Since it passed, critics of the initiative have abundantly tried to blame Proposition 47 for a rise in crime. However, former San Diego Police Chief William Lansdowne told the Sacramento Bee, “There’s no data proving such a link.”
Two professors of criminology, law and society in the School of Social Ecology at the University of California at Irvine and a professor from Stanford Law School told the Post, “No such crime wave is likely to occur.”
Results from the study out of UC Irvine suggest the passage of Proposition 47 in 2014 “has had no effect on violent crimes, including homicide, rape, aggravated assault and robbery,” The Orange Country Register said.
When disputing this assumption, Charles E. Kubrin, Carroll Seron and Joan Petersilia told the Post, “California’s decision to cede authority over low-level offenders to its counties has been, for the most part, remarkably effective public policy and an extraordinarily rich case study in governance.”

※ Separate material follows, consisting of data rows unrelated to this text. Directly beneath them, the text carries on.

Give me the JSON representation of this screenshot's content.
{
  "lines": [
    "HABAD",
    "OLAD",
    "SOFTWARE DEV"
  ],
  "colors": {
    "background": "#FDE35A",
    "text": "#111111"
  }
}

Mike Males, Ph.D., senior research fellow at the Center of Juvenile and Criminal Justice, wrote in a research report, “If the reduction in local jail populations after Proposition 47 passed in November 2014, was responsible for the urban crime increase in early 2015, as some sources are arguing, then cities in counties with the largest reductions in jail populations in 2015 would show the biggest increases in crime; however, the data suggest this is not the case.”
A nonpartisan Pew Charitable Trusts study “found that raising the felony threshold has no impact on property crime or larceny rates. It also showed that states that increased their thresholds saw crime drop about the same amount as the 27 states that did not change their theft laws.” The threshold amount has no bearing on property crime and larceny rates.
Harsher penalties cost taxpayers a bundle to build and maintain prisons. “They do not automatically cut crime, just as lighter penalties don’t automatically invite more crime. Offenders act for a wide variety of reasons, and whether they might be convicted of a felony than a misdemeanor isn’t a large part of their thinking,” the Bee reported.
“In California, these latest results should help put the lie to flimsy claims that Proposition 47 has emboldened criminals and endangered the rest of us.
Remember, the same dire predictions of a crime surge accompanied the state’s 2011 adoption of realignment, which shifted responsibility for tens of thousand of felons from the state to the counties. And a similar chorus of warnings rang out when voters softened the state’s Three-Strike laws in 2012,” Lansdowne said.
“No such crime wave is likely to occur”
The Post reported the counties that invested in offender re-entry in the aftermath of realignment had better performances in terms of recidivism than counties that focused resources on enforcement.
“As other states and the federal government contemplate their own proposals for prison downsizing, they should take a close look at what these California counties are doing right,” the three professors concluded.